Das Bundesamt für Bevölkerungsschutz (BBK) empfiehlt einen Notvorrat für mindestens 10 Tage. Mit der folgenden Checkliste prüfen Sie Ihre Vorsorge — Ihre Auswahl wird lokal im Browser gespeichert.

Notfall-Checkliste

Ihre Blackout-Vorsorge

  • Taschenlampe & Ersatzbatterien
  • Batteriebetriebenes Radio (Deutschlandfunk)
  • Powerbank (voll geladen)
  • Trinkwasser (2 Liter pro Person/Tag)
  • Haltbare Lebensmittel für 10 Tage
  • Bargeld (Geldautomaten fallen aus)
  • Erste-Hilfe-Set & Medikamente
  • Kerzen & Streichhölzer
  • Campingkocher mit Gaskartusche
  • Warme Kleidung & Decken

Lebensmittelsicherheit bei Stromausfall

4–6 h

Kühlschrank

Hält die Temperatur bei geschlossener Tür (eingestellt auf 4–7 °C).

24–48 h

Gefrierschrank

Hält bei geschlossener Tür bis zu 2 Tage, wenn er gut gefüllt ist.

2 h

Faustregel

Lebensmittel, die länger als 2 Stunden über 7 °C waren, sollten Sie entsorgen.

Wie lange dauert ein Stromausfall in Deutschland?

Deutschland gehört mit einer durchschnittlichen Ausfallzeit von rund 12 Minuten pro Jahr (SAIDI-Wert der Bundesnetzagentur) zu den zuverlässigsten Stromnetzen Europas.

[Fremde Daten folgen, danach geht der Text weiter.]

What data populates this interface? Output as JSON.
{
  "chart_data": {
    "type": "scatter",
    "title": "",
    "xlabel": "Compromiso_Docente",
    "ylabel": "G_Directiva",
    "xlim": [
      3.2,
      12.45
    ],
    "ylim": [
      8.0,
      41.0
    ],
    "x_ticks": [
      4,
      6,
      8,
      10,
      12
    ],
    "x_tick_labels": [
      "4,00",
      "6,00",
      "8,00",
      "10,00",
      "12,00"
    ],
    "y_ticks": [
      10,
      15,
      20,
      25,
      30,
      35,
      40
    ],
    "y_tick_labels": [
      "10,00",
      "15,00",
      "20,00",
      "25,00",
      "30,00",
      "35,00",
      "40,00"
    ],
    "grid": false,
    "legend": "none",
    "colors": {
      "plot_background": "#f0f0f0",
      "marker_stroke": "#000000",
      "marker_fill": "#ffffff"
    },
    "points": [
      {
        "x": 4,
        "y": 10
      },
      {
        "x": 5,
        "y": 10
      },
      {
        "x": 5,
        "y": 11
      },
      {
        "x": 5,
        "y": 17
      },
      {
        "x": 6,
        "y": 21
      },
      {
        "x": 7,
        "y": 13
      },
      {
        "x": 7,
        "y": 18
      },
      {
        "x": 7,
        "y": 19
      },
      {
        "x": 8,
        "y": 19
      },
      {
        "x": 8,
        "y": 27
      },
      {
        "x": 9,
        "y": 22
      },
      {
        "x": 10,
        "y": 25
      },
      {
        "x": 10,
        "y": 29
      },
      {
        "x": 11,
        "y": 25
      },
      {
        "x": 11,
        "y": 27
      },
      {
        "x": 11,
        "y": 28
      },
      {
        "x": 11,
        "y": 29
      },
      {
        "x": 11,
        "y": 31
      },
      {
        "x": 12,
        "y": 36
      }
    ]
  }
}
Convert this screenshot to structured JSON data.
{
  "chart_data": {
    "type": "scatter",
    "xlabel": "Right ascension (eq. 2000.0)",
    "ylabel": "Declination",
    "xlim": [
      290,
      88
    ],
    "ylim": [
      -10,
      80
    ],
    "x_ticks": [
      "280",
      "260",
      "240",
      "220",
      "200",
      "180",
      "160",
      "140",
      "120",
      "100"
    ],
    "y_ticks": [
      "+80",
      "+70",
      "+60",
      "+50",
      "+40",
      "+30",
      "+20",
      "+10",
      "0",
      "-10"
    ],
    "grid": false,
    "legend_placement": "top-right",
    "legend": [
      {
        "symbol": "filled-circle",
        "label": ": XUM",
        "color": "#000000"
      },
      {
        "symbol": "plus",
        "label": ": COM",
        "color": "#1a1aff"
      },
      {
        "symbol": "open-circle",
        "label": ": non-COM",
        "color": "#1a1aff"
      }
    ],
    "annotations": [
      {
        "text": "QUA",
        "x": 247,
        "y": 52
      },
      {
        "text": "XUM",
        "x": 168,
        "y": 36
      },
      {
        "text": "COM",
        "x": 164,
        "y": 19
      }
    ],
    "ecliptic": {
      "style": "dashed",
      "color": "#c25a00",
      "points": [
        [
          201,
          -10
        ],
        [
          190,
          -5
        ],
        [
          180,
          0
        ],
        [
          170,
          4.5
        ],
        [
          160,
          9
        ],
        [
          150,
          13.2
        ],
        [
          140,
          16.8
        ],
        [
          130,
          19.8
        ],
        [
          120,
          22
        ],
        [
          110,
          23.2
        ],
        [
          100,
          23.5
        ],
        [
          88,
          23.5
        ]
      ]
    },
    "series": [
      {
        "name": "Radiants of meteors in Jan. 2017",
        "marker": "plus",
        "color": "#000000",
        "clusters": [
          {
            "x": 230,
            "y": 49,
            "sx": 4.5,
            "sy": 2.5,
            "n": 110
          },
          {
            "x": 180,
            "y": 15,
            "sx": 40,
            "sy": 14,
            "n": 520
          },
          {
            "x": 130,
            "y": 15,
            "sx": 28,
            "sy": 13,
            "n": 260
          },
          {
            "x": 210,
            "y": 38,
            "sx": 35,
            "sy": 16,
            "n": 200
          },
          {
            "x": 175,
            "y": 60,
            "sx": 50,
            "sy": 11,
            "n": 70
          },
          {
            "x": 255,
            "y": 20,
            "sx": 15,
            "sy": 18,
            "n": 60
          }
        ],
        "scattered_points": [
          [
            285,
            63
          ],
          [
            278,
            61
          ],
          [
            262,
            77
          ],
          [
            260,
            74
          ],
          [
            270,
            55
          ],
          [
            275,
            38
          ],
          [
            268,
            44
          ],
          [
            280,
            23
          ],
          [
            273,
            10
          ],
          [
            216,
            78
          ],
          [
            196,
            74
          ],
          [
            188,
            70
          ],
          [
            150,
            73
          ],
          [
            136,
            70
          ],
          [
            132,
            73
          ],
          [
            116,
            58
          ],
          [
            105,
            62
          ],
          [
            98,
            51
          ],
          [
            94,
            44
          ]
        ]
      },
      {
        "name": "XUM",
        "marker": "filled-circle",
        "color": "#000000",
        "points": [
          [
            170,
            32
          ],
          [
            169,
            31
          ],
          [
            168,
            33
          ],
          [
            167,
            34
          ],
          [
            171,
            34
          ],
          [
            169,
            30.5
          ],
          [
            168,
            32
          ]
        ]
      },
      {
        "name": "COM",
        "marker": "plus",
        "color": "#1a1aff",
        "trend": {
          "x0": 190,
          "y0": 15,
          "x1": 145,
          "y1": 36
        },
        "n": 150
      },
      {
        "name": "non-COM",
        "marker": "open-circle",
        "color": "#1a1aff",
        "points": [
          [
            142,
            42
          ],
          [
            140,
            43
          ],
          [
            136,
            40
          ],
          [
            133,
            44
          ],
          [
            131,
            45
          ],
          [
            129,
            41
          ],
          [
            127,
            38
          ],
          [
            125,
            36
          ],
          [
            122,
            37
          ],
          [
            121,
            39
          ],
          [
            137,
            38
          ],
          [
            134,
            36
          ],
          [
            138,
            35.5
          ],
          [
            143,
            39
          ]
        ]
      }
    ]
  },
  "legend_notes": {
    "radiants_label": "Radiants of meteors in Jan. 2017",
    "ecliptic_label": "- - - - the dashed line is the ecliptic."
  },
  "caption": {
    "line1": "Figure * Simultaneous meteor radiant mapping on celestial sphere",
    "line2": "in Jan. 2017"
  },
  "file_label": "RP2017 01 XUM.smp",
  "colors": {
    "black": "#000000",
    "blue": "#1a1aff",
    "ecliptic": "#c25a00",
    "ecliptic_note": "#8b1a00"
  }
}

Je nach Ursache unterscheidet man drei Kategorien von Ausfällen:

< 1 Sek.

Netzwischer

Automatisch durch Schutzsysteme behoben. Kein Schaden — außer bei empfindlicher Elektronik. Eine USV bietet Schutz.

Min. – Std.

Brownout

Reduzierte Spannung durch Überlastung. Erkennbar am Flackern der Lampen — empfindliche Geräte vorsorglich vom Netz nehmen.

Tage – Wochen

Blackout

Vollständiger Netzzusammenbruch. Wasser, Heizung und Kommunikation betroffen. In Deutschland selten — Vorsorge bleibt wichtig.